The other food served at the braai were potato salad, baked beans, rice, and yisima, meaning maize porridge. Not too exotic, I suppose. This was a braai hosted by Americans, of course, but it was done with extensive consulting from Namibians so I think it was fairly authentic. A lot of people have asked what a Namibian birthday is like. I think it is subdued compared to an American birthday. Most Namibians don't have the ability to buy fancy birthday presents and I've never seen a cake of any kind in Namibia. At the end of the night everyone sang Happy Birthday, and then (not at my initiative), they passed around a cup and everyone had to put in a small amount of money.

A cornerstone of the Peace Corps Volunteers duties is to work on secondary projects, usually development or income-generating. Early in my service the school told me that they wanted a computer lab at the school. I was hesitant to bring computers to the school only through donations. Development through 'gifts from the sky' has had an awful track-record in Africa. It does not build African self-sufficiency, the recipients have no sense of having earned what they have been given, and perhaps most insidiously, it creates a system of dependence rather than self-reliance. Instead I have been working to convince the principal, teachers, and school board to purchase the computers themselves. Every year the school collects about $6000 from school fees paid by the learners. The government only pays the teachers' salaries, the school is expected to finance the rest: textbooks, supplies, maintenance, everything! I think you can imagine how far the $6000 must go.

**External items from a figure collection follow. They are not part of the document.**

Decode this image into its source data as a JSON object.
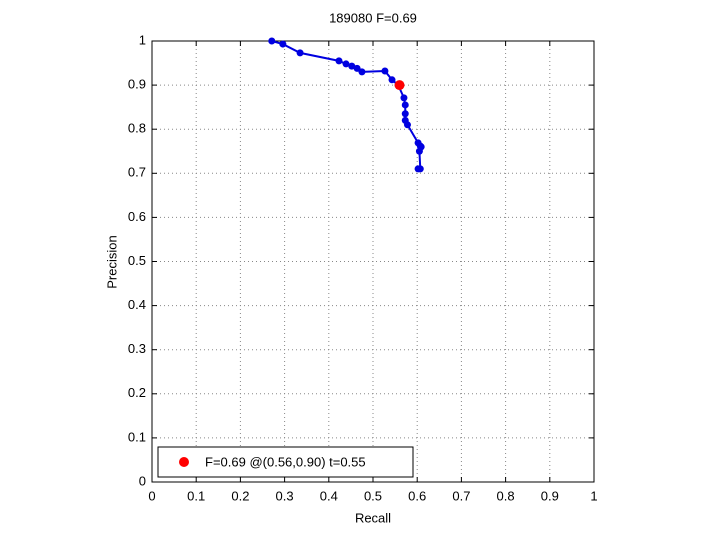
{
  "chart_data": {
    "type": "line",
    "title": "189080 F=0.69",
    "x_label": "Recall",
    "y_label": "Precision",
    "series": [
      {
        "color": "#0000e0",
        "x": [
          0.271,
          0.296,
          0.335,
          0.423,
          0.439,
          0.452,
          0.464,
          0.475,
          0.527,
          0.543,
          0.557,
          0.57,
          0.573,
          0.573,
          0.573,
          0.578,
          0.602,
          0.607,
          0.609,
          0.605,
          0.607,
          0.602
        ],
        "values": [
          1.0,
          0.993,
          0.973,
          0.955,
          0.948,
          0.943,
          0.938,
          0.93,
          0.932,
          0.912,
          0.9,
          0.871,
          0.855,
          0.835,
          0.82,
          0.81,
          0.769,
          0.762,
          0.76,
          0.75,
          0.71,
          0.71
        ]
      },
      {
        "name": "F=0.69 @(0.56,0.90) t=0.55",
        "color": "#ff0000",
        "x": [
          0.56
        ],
        "values": [
          0.9
        ]
      }
    ],
    "xlim": [
      0,
      1
    ],
    "ylim": [
      0,
      1
    ],
    "xticks": [
      0,
      0.1,
      0.2,
      0.3,
      0.4,
      0.5,
      0.6,
      0.7,
      0.8,
      0.9,
      1
    ],
    "yticks": [
      0,
      0.1,
      0.2,
      0.3,
      0.4,
      0.5,
      0.6,
      0.7,
      0.8,
      0.9,
      1
    ],
    "grid": true,
    "legend": "lower-left"
  }
}
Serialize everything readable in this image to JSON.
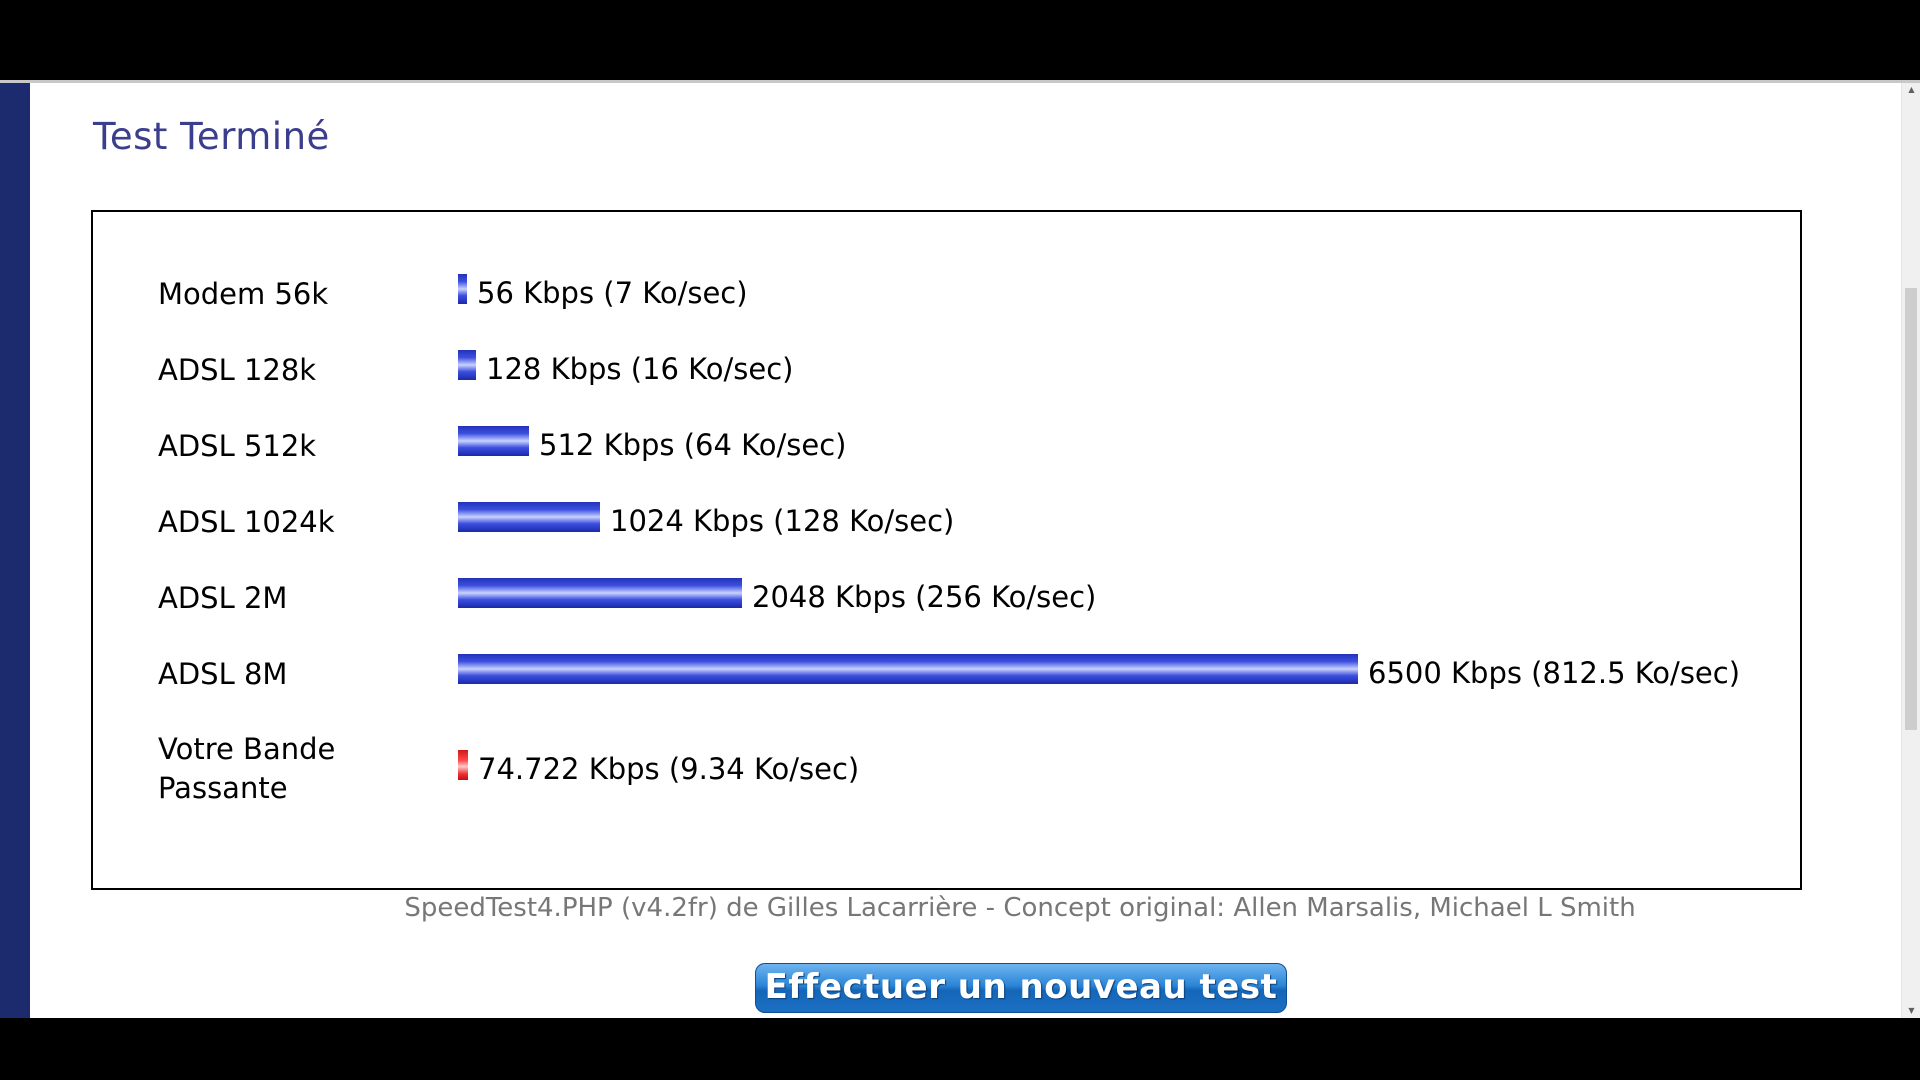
{
  "page": {
    "title": "Test Terminé",
    "credit": "SpeedTest4.PHP (v4.2fr) de Gilles Lacarrière - Concept original: Allen Marsalis, Michael L Smith",
    "new_test_button": "Effectuer un nouveau test"
  },
  "colors": {
    "reference_bar": "#2a3bd0",
    "user_bar": "#e83030",
    "title": "#3a3e8c",
    "button": "#1e74c8"
  },
  "chart_data": {
    "type": "bar",
    "orientation": "horizontal",
    "unit": "Kbps",
    "rows": [
      {
        "label": "Modem 56k",
        "value": 56,
        "value_label": "56 Kbps (7 Ko/sec)",
        "color": "blue"
      },
      {
        "label": "ADSL 128k",
        "value": 128,
        "value_label": "128 Kbps (16 Ko/sec)",
        "color": "blue"
      },
      {
        "label": "ADSL 512k",
        "value": 512,
        "value_label": "512 Kbps (64 Ko/sec)",
        "color": "blue"
      },
      {
        "label": "ADSL 1024k",
        "value": 1024,
        "value_label": "1024 Kbps (128 Ko/sec)",
        "color": "blue"
      },
      {
        "label": "ADSL 2M",
        "value": 2048,
        "value_label": "2048 Kbps (256 Ko/sec)",
        "color": "blue"
      },
      {
        "label": "ADSL 8M",
        "value": 6500,
        "value_label": "6500 Kbps (812.5 Ko/sec)",
        "color": "blue"
      },
      {
        "label": "Votre Bande Passante",
        "value": 74.722,
        "value_label": "74.722 Kbps (9.34 Ko/sec)",
        "color": "red"
      }
    ]
  }
}
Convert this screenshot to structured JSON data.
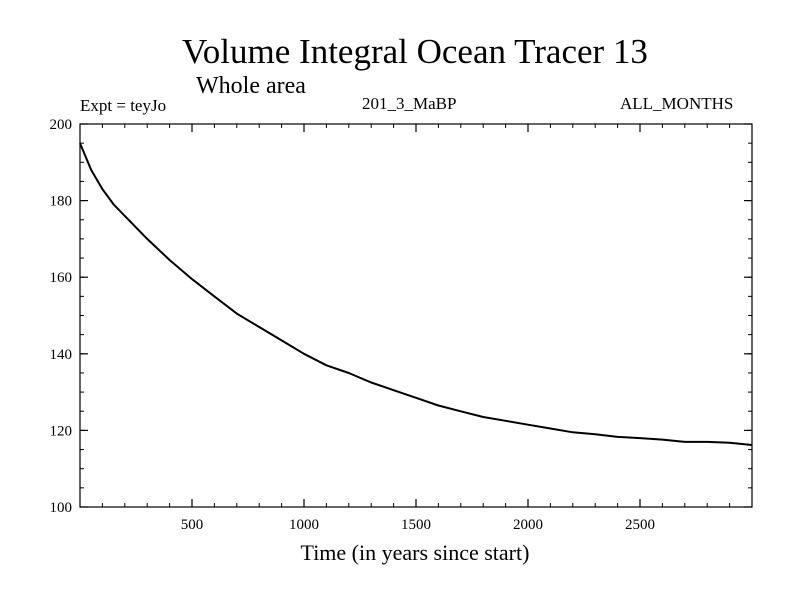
{
  "chart_data": {
    "type": "line",
    "title": "Volume Integral Ocean Tracer 13",
    "subtitle": "Whole area",
    "annotations": {
      "left": "Expt = teyJo",
      "center": "201_3_MaBP",
      "right": "ALL_MONTHS"
    },
    "xlabel": "Time (in years since start)",
    "ylabel": "",
    "xlim": [
      0,
      3000
    ],
    "ylim": [
      100,
      200
    ],
    "xticks": [
      500,
      1000,
      1500,
      2000,
      2500
    ],
    "yticks": [
      100,
      120,
      140,
      160,
      180,
      200
    ],
    "grid": false,
    "series": [
      {
        "x": [
          0,
          50,
          100,
          150,
          200,
          300,
          400,
          500,
          600,
          700,
          800,
          900,
          1000,
          1100,
          1200,
          1300,
          1400,
          1500,
          1600,
          1700,
          1800,
          1900,
          2000,
          2100,
          2200,
          2300,
          2400,
          2500,
          2600,
          2700,
          2800,
          2900,
          3000
        ],
        "y": [
          195,
          188,
          183,
          179,
          176,
          170,
          164.5,
          159.5,
          155,
          150.5,
          147,
          143.5,
          140,
          137,
          135,
          132.5,
          130.5,
          128.5,
          126.5,
          125,
          123.5,
          122.5,
          121.5,
          120.5,
          119.5,
          119,
          118.3,
          118,
          117.6,
          117,
          117,
          116.8,
          116.2
        ]
      }
    ]
  }
}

Well. The first stage of the computer project is over! This past week the school decided to spend about $2000 to purchase 6 computers, a printer, and an Internet subscription from a local NGO. I feel really good about this. It is the embodiment of sustainability. It shows a local commitment to the project. Whatever else I do for these two years, however many blunders I make, I can at least point to the modest computer collection and know that I have made a difference.

Of course this brings up another point: How in the hell am I going to teach a class of 35 learners, all of whom have never touched a computer in their lives, with 6 computers!? Two steps forwards, one step back.